Hari-hari pilu dan suram yang Sarah lewati begitu cepat, tapi tetap tidak bisa menghapus kesedihan yang dia rasakan. Sering kali Rangga atau Fatma mendapati dirinya yang melamun di ruang kerjanya. Laptop menyala, jejeran buku berserakan di meja kerjanya. Namun, Sarah hanya berdiam diri dengan sorot kekecewaan yang terlihat jelas dari bola matanya.

"Sarah," panggil Fatma yang berdiri diambang pintu kerja Sarah. "Sarah ayo makan Nak, ini sudah sore dan kamu belum makan apapun sejak pagi tadi." Sarah masih diam memeluk kedua lututnya. Fatma menghela napas penjang, dia mendekati Sarah dan mengusap rambut Sarah dengan lembut. Rangga pagi-pagi tadi sudah pergi bekerja, sehingga hanya Fatma yang sehari-harinya menemani Sarah dan juga dua cucunya.

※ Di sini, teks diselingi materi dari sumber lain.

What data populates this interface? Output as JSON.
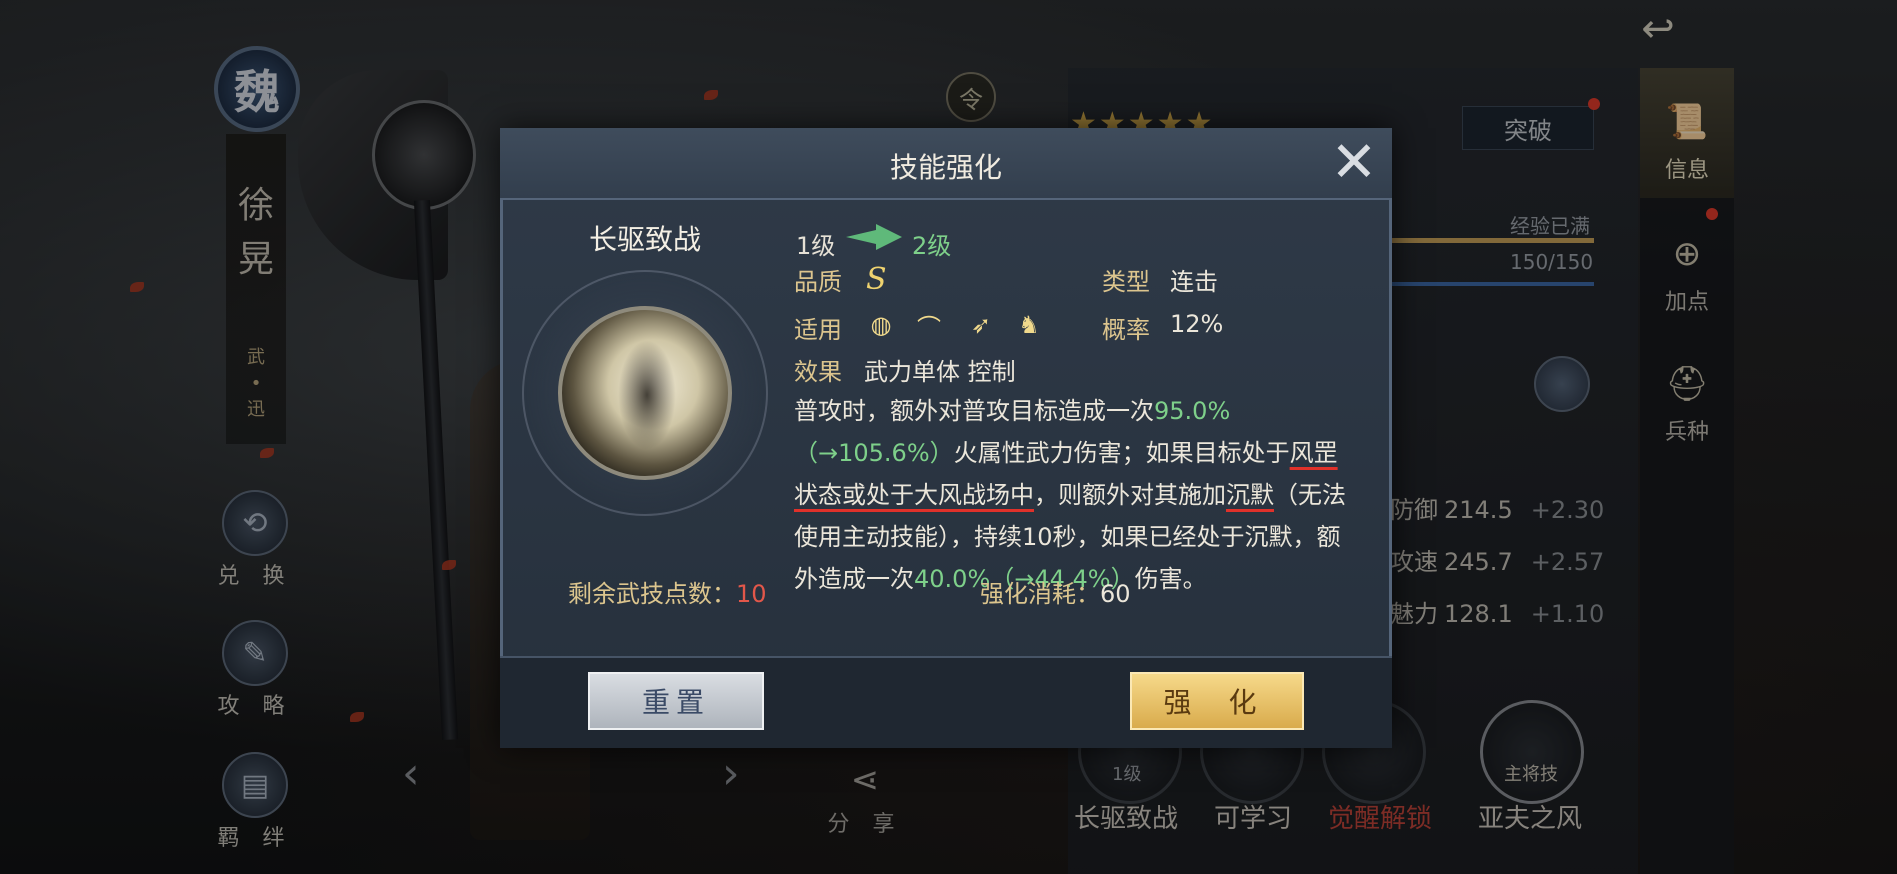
{
  "hero": {
    "faction": "魏",
    "name_chars": [
      "徐",
      "晃"
    ],
    "tag_chars": [
      "武",
      "•",
      "迅"
    ]
  },
  "left_menu": [
    {
      "label": "兑 换",
      "icon": "exchange-icon"
    },
    {
      "label": "攻 略",
      "icon": "scroll-icon"
    },
    {
      "label": "羁 绊",
      "icon": "bond-icon"
    }
  ],
  "top_badge": "令",
  "share": {
    "label": "分 享",
    "icon": "share-icon"
  },
  "nav": {
    "prev": "‹",
    "next": "›"
  },
  "right_panel": {
    "stars": "★★★★★",
    "breakthrough_label": "突破",
    "exp_label": "经验已满",
    "exp_value": "150/150",
    "stats": [
      {
        "name": "防御",
        "value": "214.5",
        "delta": "+2.30"
      },
      {
        "name": "攻速",
        "value": "245.7",
        "delta": "+2.57"
      },
      {
        "name": "魅力",
        "value": "128.1",
        "delta": "+1.10"
      }
    ],
    "skills": [
      {
        "name": "长驱致战",
        "badge": "1级"
      },
      {
        "name": "可学习",
        "badge": ""
      },
      {
        "name": "觉醒解锁",
        "badge": ""
      },
      {
        "name": "亚夫之风",
        "badge": "主将技"
      }
    ],
    "tabs": [
      {
        "label": "信息",
        "icon": "scroll-icon"
      },
      {
        "label": "加点",
        "icon": "add-points-icon"
      },
      {
        "label": "兵种",
        "icon": "helmet-icon"
      }
    ]
  },
  "dialog": {
    "title": "技能强化",
    "skill_name": "长驱致战",
    "level_from": "1级",
    "level_to": "2级",
    "quality_label": "品质",
    "quality_value": "S",
    "type_label": "类型",
    "type_value": "连击",
    "apply_label": "适用",
    "apply_icons": [
      "shield-icon",
      "bow-icon",
      "spear-icon",
      "horse-icon"
    ],
    "chance_label": "概率",
    "chance_value": "12%",
    "effect_label": "效果",
    "effect_value": "武力单体 控制",
    "desc": {
      "p1": "普攻时，额外对普攻目标造成一次",
      "g1": "95.0%",
      "g2": "（→105.6%）",
      "p2": "火属性武力伤害；如果目标处于",
      "u1": "风罡状态或处于大风战场中",
      "p3": "，则额外对其施加",
      "u2": "沉默",
      "p4": "（无法使用主动技能），持续10秒，如果已经处于沉默，额外造成一次",
      "g3": "40.0%",
      "g4": "（→44.4%）",
      "p5": "伤害。"
    },
    "points_label": "剩余武技点数：",
    "points_value": "10",
    "cost_label": "强化消耗：",
    "cost_value": "60",
    "reset_label": "重置",
    "upgrade_label": "强 化"
  }
}
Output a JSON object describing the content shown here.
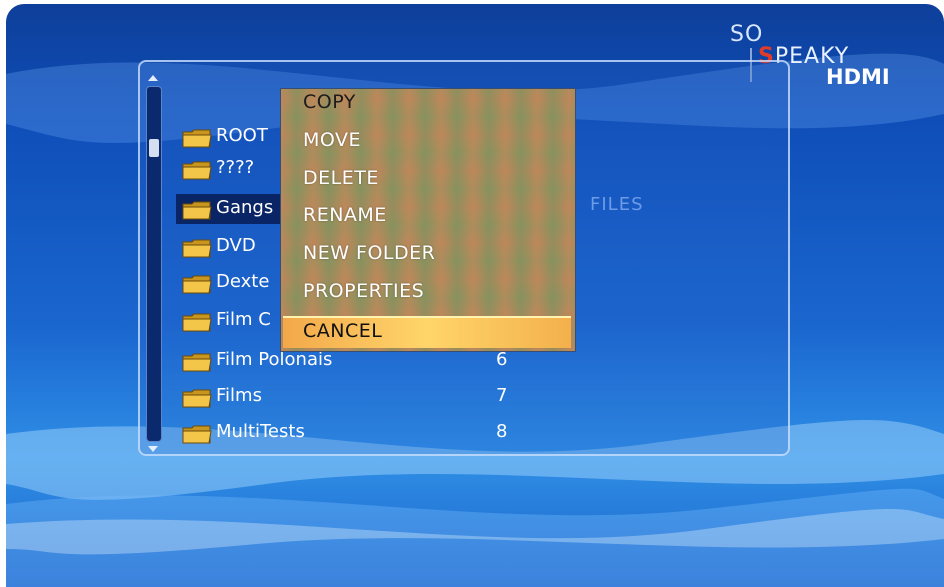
{
  "logo": {
    "line1": "SO",
    "line2_s": "S",
    "line2_rest": "PEAKY",
    "line3": "HDMI"
  },
  "file_list": [
    {
      "name": "ROOT",
      "num": ""
    },
    {
      "name": "????",
      "num": ""
    },
    {
      "name": "Gangs",
      "num": ""
    },
    {
      "name": "DVD",
      "num": ""
    },
    {
      "name": "Dexte",
      "num": ""
    },
    {
      "name": "Film C",
      "num": ""
    },
    {
      "name": "Film Polonais",
      "num": "6"
    },
    {
      "name": "Films",
      "num": "7"
    },
    {
      "name": "MultiTests",
      "num": "8"
    }
  ],
  "selected_index": 2,
  "files_label": "FILES",
  "context_menu": {
    "items": [
      "COPY",
      "MOVE",
      "DELETE",
      "RENAME",
      "NEW FOLDER",
      "PROPERTIES"
    ],
    "cancel": "CANCEL"
  }
}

Fatma sebagai seorang ibu tidak buta untuk tahu kalau Rangga dan Sarah tidak baik-baik saja, sudah satu bulan berlalu dari kehilangan mereka, tetapi baik Rangga dan Sarah belum bisa menyembuhkan luka mereka. Rangga terlihat sangat sedih ketika dia mendapati Sarah masih sering bersedih, mungkin itu sebabnya Rangga lebih sering menghabiskan waktu di Rumah Sakit daripada di dalam rumah ini. Begitulah pikir Fatma, mungkin Rangga merasa terus bersalah kepada Sarah.

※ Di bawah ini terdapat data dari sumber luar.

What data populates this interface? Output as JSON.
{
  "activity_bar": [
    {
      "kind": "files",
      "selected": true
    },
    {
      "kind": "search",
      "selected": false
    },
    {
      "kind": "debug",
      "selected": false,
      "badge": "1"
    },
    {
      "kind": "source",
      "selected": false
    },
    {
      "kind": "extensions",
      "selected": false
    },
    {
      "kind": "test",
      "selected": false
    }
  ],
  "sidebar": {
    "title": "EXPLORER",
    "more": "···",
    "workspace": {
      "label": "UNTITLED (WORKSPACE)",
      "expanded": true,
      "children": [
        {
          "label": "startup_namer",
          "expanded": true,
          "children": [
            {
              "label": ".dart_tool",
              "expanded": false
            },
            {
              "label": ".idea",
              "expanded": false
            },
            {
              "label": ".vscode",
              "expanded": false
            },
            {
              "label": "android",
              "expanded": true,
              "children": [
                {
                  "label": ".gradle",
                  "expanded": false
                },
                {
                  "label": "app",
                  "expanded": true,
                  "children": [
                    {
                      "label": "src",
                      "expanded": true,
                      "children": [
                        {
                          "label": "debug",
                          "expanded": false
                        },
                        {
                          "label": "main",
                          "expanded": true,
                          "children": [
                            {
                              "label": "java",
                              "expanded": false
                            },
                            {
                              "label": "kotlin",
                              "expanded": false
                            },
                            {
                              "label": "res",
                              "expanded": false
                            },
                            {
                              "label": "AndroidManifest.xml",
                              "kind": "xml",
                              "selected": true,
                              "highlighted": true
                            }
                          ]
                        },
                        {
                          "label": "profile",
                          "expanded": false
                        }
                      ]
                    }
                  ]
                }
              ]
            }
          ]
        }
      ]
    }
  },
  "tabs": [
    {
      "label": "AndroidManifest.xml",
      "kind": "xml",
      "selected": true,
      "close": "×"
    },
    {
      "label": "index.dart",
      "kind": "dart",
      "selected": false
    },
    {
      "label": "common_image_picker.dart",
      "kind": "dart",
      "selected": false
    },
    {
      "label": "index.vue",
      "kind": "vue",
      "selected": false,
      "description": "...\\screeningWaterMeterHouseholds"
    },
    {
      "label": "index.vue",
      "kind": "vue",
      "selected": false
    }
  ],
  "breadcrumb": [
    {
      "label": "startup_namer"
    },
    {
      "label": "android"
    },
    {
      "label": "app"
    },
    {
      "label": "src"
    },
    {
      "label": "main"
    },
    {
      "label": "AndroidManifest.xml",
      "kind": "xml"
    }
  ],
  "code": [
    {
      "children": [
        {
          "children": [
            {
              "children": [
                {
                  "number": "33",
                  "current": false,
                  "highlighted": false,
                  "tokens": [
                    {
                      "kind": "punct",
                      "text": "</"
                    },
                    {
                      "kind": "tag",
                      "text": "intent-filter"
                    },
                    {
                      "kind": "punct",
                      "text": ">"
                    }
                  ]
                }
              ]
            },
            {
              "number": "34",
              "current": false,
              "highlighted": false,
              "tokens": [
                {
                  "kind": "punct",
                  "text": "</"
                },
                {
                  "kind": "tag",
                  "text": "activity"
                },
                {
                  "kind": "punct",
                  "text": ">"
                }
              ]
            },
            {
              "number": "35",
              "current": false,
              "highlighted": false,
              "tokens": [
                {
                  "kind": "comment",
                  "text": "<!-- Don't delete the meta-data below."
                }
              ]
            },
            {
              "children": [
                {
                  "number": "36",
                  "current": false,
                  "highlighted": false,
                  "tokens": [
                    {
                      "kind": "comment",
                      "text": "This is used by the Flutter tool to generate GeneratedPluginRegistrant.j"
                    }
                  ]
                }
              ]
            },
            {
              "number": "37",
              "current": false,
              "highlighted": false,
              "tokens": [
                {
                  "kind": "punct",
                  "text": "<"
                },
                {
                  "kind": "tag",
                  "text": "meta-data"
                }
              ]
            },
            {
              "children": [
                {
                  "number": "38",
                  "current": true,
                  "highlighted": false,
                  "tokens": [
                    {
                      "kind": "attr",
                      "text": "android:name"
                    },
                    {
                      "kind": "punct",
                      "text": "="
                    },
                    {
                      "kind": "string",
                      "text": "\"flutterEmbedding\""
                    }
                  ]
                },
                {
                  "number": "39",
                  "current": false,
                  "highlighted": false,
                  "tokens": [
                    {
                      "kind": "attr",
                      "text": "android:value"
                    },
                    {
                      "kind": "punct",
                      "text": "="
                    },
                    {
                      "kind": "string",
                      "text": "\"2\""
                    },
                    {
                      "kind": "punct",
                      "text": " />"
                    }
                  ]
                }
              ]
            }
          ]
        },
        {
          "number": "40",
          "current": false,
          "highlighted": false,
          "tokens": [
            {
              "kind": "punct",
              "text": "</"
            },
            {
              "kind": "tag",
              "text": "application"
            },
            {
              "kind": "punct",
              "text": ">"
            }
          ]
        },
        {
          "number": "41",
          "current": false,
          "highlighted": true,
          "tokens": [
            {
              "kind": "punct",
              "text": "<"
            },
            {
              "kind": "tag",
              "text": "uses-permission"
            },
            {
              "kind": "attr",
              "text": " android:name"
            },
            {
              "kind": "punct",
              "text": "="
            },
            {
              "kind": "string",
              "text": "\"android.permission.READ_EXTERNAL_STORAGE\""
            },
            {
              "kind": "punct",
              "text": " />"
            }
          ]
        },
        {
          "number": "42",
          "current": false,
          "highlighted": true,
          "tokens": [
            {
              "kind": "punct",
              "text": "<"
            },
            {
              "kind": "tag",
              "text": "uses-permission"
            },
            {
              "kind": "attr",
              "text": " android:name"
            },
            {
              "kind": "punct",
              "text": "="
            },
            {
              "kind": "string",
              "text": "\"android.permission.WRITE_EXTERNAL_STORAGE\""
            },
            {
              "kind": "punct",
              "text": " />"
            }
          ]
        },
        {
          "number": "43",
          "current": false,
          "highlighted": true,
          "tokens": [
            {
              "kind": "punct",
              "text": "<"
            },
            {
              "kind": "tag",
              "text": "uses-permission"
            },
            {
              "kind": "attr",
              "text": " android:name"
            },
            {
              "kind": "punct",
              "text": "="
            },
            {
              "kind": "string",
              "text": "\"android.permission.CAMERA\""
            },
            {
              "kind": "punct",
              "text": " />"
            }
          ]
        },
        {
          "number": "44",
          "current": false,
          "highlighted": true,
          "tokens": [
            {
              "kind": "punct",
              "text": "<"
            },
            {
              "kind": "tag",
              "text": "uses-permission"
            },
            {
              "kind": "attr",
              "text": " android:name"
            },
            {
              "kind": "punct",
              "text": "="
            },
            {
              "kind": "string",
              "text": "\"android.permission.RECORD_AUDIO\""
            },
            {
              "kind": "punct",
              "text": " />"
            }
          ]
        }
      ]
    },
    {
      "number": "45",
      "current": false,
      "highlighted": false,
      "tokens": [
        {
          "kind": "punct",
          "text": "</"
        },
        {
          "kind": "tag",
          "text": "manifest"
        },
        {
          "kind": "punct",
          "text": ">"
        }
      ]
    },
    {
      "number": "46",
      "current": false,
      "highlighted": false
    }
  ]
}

"Sarah tidak lapar Bu. Ibu makan saja bersama Raga dan Salsa ya, aku ada janji dengan Dita." Sarah kemudian pergi dari ruang kerjanya. Meninggalkan Fatma yang keheranan, tapi dia juga merasa lega karena Sarah setidaknya sudah mau keluar rumah.

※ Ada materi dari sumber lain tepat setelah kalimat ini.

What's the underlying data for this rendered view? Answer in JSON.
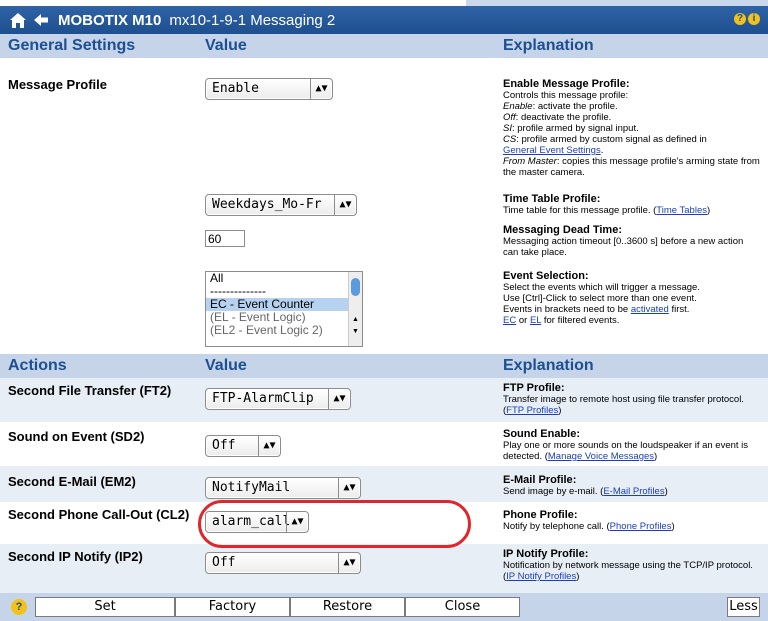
{
  "title": {
    "product": "MOBOTIX M10",
    "page": "mx10-1-9-1 Messaging 2"
  },
  "headers1": {
    "col1": "General Settings",
    "col2": "Value",
    "col3": "Explanation"
  },
  "headers2": {
    "col1": "Actions",
    "col2": "Value",
    "col3": "Explanation"
  },
  "profile": {
    "label": "Message Profile",
    "enable_value": "Enable",
    "timetable_value": "Weekdays_Mo-Fr",
    "deadtime_value": "60",
    "events": [
      "All",
      "--------------",
      "EC - Event Counter",
      "(EL - Event Logic)",
      "(EL2 - Event Logic 2)"
    ],
    "exp_enable_title": "Enable Message Profile",
    "exp_enable_l1": "Controls this message profile:",
    "exp_enable_l2a": "Enable",
    "exp_enable_l2b": ": activate the profile.",
    "exp_enable_l3a": "Off",
    "exp_enable_l3b": ": deactivate the profile.",
    "exp_enable_l4a": "SI",
    "exp_enable_l4b": ": profile armed by signal input.",
    "exp_enable_l5a": "CS",
    "exp_enable_l5b": ": profile armed by custom signal as defined in",
    "exp_enable_l6": "General Event Settings",
    "exp_enable_l7a": "From Master",
    "exp_enable_l7b": ": copies this message profile's arming state from the master camera.",
    "exp_tt_title": "Time Table Profile",
    "exp_tt_text": "Time table for this message profile. (",
    "exp_tt_link": "Time Tables",
    "exp_dt_title": "Messaging Dead Time",
    "exp_dt_text": "Messaging action timeout [0..3600 s] before a new action can take place.",
    "exp_ev_title": "Event Selection",
    "exp_ev_l1": "Select the events which will trigger a message.",
    "exp_ev_l2": "Use [Ctrl]-Click to select more than one event.",
    "exp_ev_l3": "Events in brackets need to be ",
    "exp_ev_l3link": "activated",
    "exp_ev_l3end": " first.",
    "exp_ev_l4a": "EC",
    "exp_ev_l4mid": " or ",
    "exp_ev_l4b": "EL",
    "exp_ev_l4end": " for filtered events."
  },
  "actions": [
    {
      "label": "Second File Transfer (FT2)",
      "value": "FTP-AlarmClip",
      "exp_title": "FTP Profile",
      "exp_text": "Transfer image to remote host using file transfer protocol. (",
      "exp_link": "FTP Profiles"
    },
    {
      "label": "Sound on Event (SD2)",
      "value": "Off",
      "exp_title": "Sound Enable",
      "exp_text": "Play one or more sounds on the loudspeaker if an event is detected. (",
      "exp_link": "Manage Voice Messages"
    },
    {
      "label": "Second E-Mail (EM2)",
      "value": "NotifyMail",
      "exp_title": "E-Mail Profile",
      "exp_text": "Send image by e-mail. (",
      "exp_link": "E-Mail Profiles"
    },
    {
      "label": "Second Phone Call-Out (CL2)",
      "value": "alarm_call",
      "exp_title": "Phone Profile",
      "exp_text": "Notify by telephone call. (",
      "exp_link": "Phone Profiles"
    },
    {
      "label": "Second IP Notify (IP2)",
      "value": "Off",
      "exp_title": "IP Notify Profile",
      "exp_text": "Notification by network message using the TCP/IP protocol. (",
      "exp_link": "IP Notify Profiles"
    }
  ],
  "footer": {
    "set": "Set",
    "factory": "Factory",
    "restore": "Restore",
    "close": "Close",
    "less": "Less"
  },
  "colors": {
    "titlebar": "#1e4f8f",
    "header_bg": "#c5d4e8",
    "header_text": "#1d4f92",
    "highlight_ring": "#e0262c"
  },
  "icons": [
    "home-icon",
    "back-arrow-icon",
    "help-icon",
    "info-icon"
  ]
}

Fatma melangkah menuju kamar kedua cucunya, dia menami Raga dan Salsa bermain di ruang tv rumah itu. Tidak lama Sarah turun sudah sangat rapi, dia berpamitan dengan Fatma. Sarah membawa mobil yang dibelikan Rangga untuknya sebagai transportasi Sarah pergi kesana-kemari. Rangga memang sangat mencukupi apapun yang keluarganya butuhkan, tapi tetap saja dalam biduk rumah tangga pasti ada cobaannya. Kali ini cobaan Sarah dan Rangga adalah kehilangan calon anak mereka.

Selang sepuluh menit Sarah pergi, Fatma mendengar suara mesin mobil memasuki garasi rumah. Tak lama sosok Rangga masuk kedalam rumah, dia tersenyum dan menyalami Fatma. "Sarah mana Bu?" tanya Rangga melihat kearah ruang kerja Sarah yang pintunya tertutup.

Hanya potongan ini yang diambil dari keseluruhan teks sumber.